My daughter, who is coached by my best friend and is in that Facebook group, said that this female actually liked that picture -- after not taking the time to stop.

In normal circumstances, I would try to reach out to them to find out why or if I was mistaken.

But every potential approach I come up with, given what I've learned about and have experienced with this individual, is fraught with no guarantee of any type of positive outcome.

And one of the negative outcomes is that if I initiate contact - other than the courtesy check two weeks ago during the cold snap, they could easily allege that I was harassing them, which I know is the farthest thing from the truth but without a normal conversation with the person how do you know if that's something they're capable of doing or not.

Therefore, it is best - and presumably the only option at this point - not to play.

I feel like I'm giving up on this person, which is a trait - not wanting to give up on people - that me and my daughter both possess.

However, I think here that the wisest move is not to engage.  This individual exhibits a number of the seven traits that people possess from the Mary Demuth book, "Seven Deadly Friendships".

I asked my daughter if when she meets with the group at 6 a.m. on many Saturdays if this individual ever runs the Waterway - as my daughter does as part of her long runs - and she said "No".  Therefore, you wonder why she chose Saturday (as it was likely to know that I was announcing this year - and would be down there)?
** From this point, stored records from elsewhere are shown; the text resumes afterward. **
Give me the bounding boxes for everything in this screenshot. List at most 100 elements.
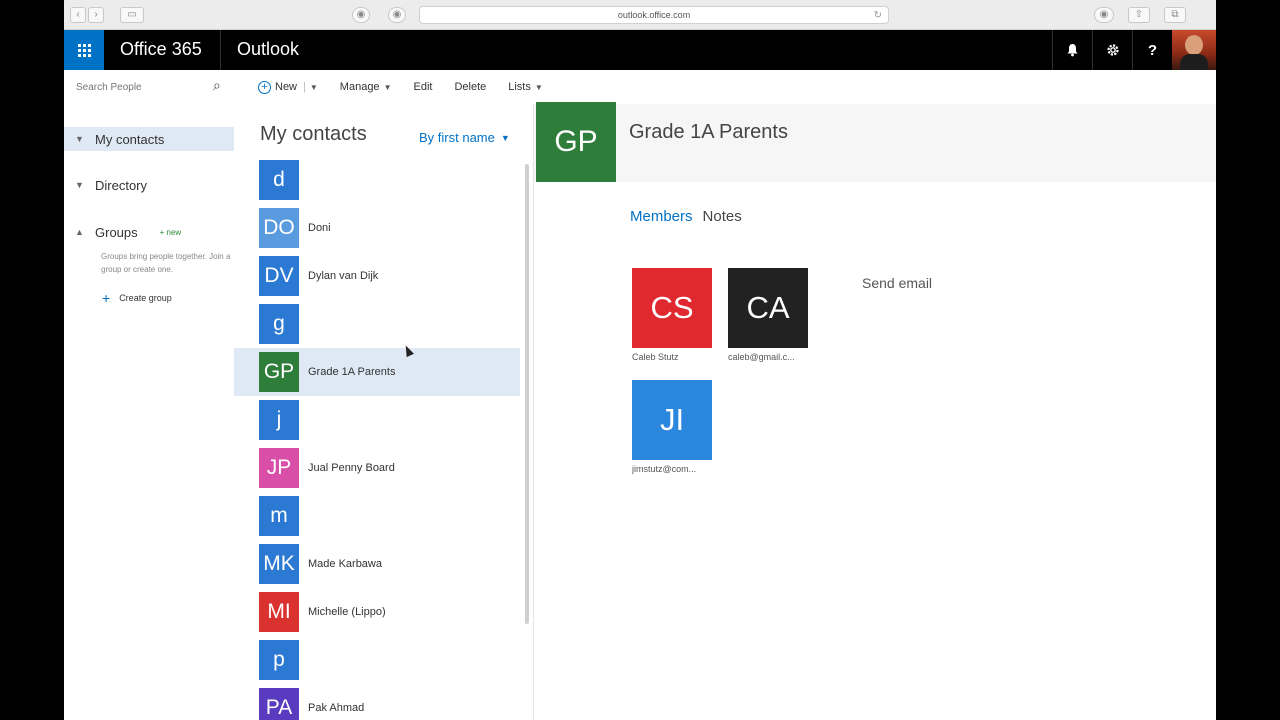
contact-row[interactable]: JP Jual Penny Board [234, 444, 520, 492]
tabs-icon[interactable]: ⧉ [1164, 7, 1186, 23]
lists-label: Lists [508, 81, 531, 93]
chevron-down-icon: ▼ [534, 82, 543, 92]
contact-row[interactable]: MI Michelle (Lippo) [234, 588, 520, 636]
group-avatar: GP [536, 102, 616, 182]
contact-avatar: DO [259, 208, 299, 248]
contact-name: Made Karbawa [308, 558, 382, 570]
nav-item-directory[interactable]: ▼ Directory [64, 173, 234, 197]
search-icon[interactable]: ⌕ [213, 77, 221, 94]
contact-name: Pak Ahmad [308, 702, 365, 714]
member-name: caleb@gmail.c... [728, 352, 795, 362]
delete-label: Delete [454, 81, 487, 93]
contact-row[interactable]: GP Grade 1A Parents [234, 348, 520, 396]
avatar[interactable] [1172, 30, 1216, 70]
search-input[interactable] [76, 78, 206, 96]
letter-divider[interactable]: d [234, 156, 520, 204]
app-screen: ‹ › ▭ ◉ ◉ outlook.office.com ↻ ◉ ⇧ ⧉ Off… [64, 0, 1216, 720]
chevron-down-icon[interactable]: ▼ [64, 134, 95, 144]
forward-icon[interactable]: › [88, 7, 104, 23]
contact-row[interactable]: DO Doni [234, 204, 520, 252]
browser-toolbar: ‹ › ▭ ◉ ◉ outlook.office.com ↻ ◉ ⇧ ⧉ [64, 0, 1216, 30]
plus-icon: + [102, 290, 111, 306]
suite-bar: Office 365 Outlook ? [64, 30, 1216, 70]
contact-name: Grade 1A Parents [308, 366, 396, 378]
manage-label: Manage [339, 81, 380, 93]
download-icon[interactable]: ◉ [1094, 7, 1114, 23]
group-tabs: Members Notes [630, 208, 752, 225]
plus-circle-icon: + [258, 80, 271, 94]
scrollbar[interactable] [525, 164, 529, 624]
sort-label: By first name [419, 130, 495, 145]
chevron-down-icon[interactable]: ▼ [64, 180, 95, 190]
contact-avatar: d [259, 160, 299, 200]
share-icon[interactable]: ⇧ [1128, 7, 1150, 23]
contact-avatar: JP [259, 448, 299, 488]
edit-button[interactable]: Edit [413, 81, 432, 93]
group-header: GP Grade 1A Parents [534, 102, 1216, 182]
contact-name: Jual Penny Board [308, 462, 395, 474]
suite-divider [220, 30, 221, 70]
letter-divider[interactable]: g [234, 300, 520, 348]
letter-divider[interactable]: p [234, 636, 520, 684]
sort-dropdown[interactable]: By first name ▼ [419, 130, 510, 145]
suite-brand[interactable]: Office 365 [120, 39, 202, 60]
member-avatar: JI [632, 380, 712, 460]
help-icon[interactable]: ? [1132, 30, 1172, 70]
member-card[interactable]: CS Caleb Stutz [632, 268, 712, 362]
avatar-face [1185, 35, 1203, 55]
send-email-link[interactable]: Send email [862, 275, 932, 291]
member-name: jimstutz@com... [632, 464, 697, 474]
new-label: New [275, 81, 298, 93]
groups-description: Groups bring people together. Join a gro… [101, 252, 231, 274]
tab-members[interactable]: Members [630, 208, 693, 225]
nav-item-my-contacts[interactable]: ▼ My contacts [64, 127, 234, 151]
sidebar-toggle-icon[interactable]: ▭ [120, 7, 144, 23]
delete-button[interactable]: Delete [454, 81, 486, 93]
tab-notes[interactable]: Notes [703, 208, 742, 225]
nav-item-label: Directory [95, 177, 148, 193]
contact-name: Dylan van Dijk [308, 270, 379, 282]
contact-avatar: DV [259, 256, 299, 296]
extension-icon[interactable]: ◉ [388, 7, 406, 23]
url-text: outlook.office.com [617, 10, 691, 20]
contact-row[interactable]: PA Pak Ahmad [234, 684, 520, 720]
contact-list-pane: My contacts By first name ▼ d DO Doni DV Dyl… [234, 104, 534, 720]
separator: | [303, 81, 306, 93]
bell-icon[interactable] [1052, 30, 1092, 70]
contact-name: Michelle (Lippo) [308, 606, 386, 618]
gear-icon[interactable] [1092, 30, 1132, 70]
letter-divider[interactable]: m [234, 492, 520, 540]
chevron-up-icon[interactable]: ▲ [64, 227, 95, 237]
chevron-down-icon[interactable]: ▼ [310, 83, 318, 92]
manage-button[interactable]: Manage ▼ [340, 81, 392, 93]
new-button[interactable]: + New | ▼ [258, 80, 318, 94]
nav-item-groups[interactable]: ▲ Groups + new [64, 220, 234, 244]
url-field[interactable]: outlook.office.com ↻ [419, 6, 889, 24]
member-card[interactable]: CA caleb@gmail.c... [728, 268, 808, 362]
contact-avatar: m [259, 496, 299, 536]
chevron-down-icon: ▼ [383, 82, 392, 92]
app-launcher-icon[interactable] [64, 30, 104, 70]
privacy-icon[interactable]: ◉ [352, 7, 370, 23]
chevron-down-icon: ▼ [500, 132, 510, 143]
nav-item-label: Groups [95, 224, 138, 240]
contact-avatar: GP [259, 352, 299, 392]
contact-name: Doni [308, 222, 331, 234]
contact-avatar: MK [259, 544, 299, 584]
member-card[interactable]: JI jimstutz@com... [632, 380, 712, 474]
group-title: Grade 1A Parents [629, 121, 788, 143]
create-group-button[interactable]: + Create group [102, 290, 172, 306]
reload-icon[interactable]: ↻ [874, 7, 882, 24]
letter-divider[interactable]: j [234, 396, 520, 444]
member-avatar: CA [728, 268, 808, 348]
contact-row[interactable]: MK Made Karbawa [234, 540, 520, 588]
new-group-link[interactable]: + new [160, 228, 182, 237]
back-icon[interactable]: ‹ [70, 7, 86, 23]
member-avatar: CS [632, 268, 712, 348]
lists-button[interactable]: Lists ▼ [508, 81, 543, 93]
contact-row[interactable]: DV Dylan van Dijk [234, 252, 520, 300]
contact-avatar: PA [259, 688, 299, 720]
command-bar: ⌕ + New | ▼ Manage ▼ Edit Delete Lists ▼ [64, 70, 1216, 104]
contact-avatar: MI [259, 592, 299, 632]
app-name[interactable]: Outlook [237, 39, 299, 60]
I feel better when I write it out and share it, even though the only person that can change the equation - short of me totally ignoring them - is if that person makes the effort.

I have little to believe that they care enough to do so.

It's a shame.  It is somebody that I used to feel very positive about, but now it is almost as close to being a permanent break as there will ever be.

Although I don't know the reason, I can live with the individual being mad at me, but don't take it out on my daughter.

I would never do that to her two children.  Never, ever.

I offered a good almost four weeks ago to sit down and discuss anywhere and at any time, but they don't care to take any action to resolve.

I guess I just don't understand how somebody can just choose to willfully be mean.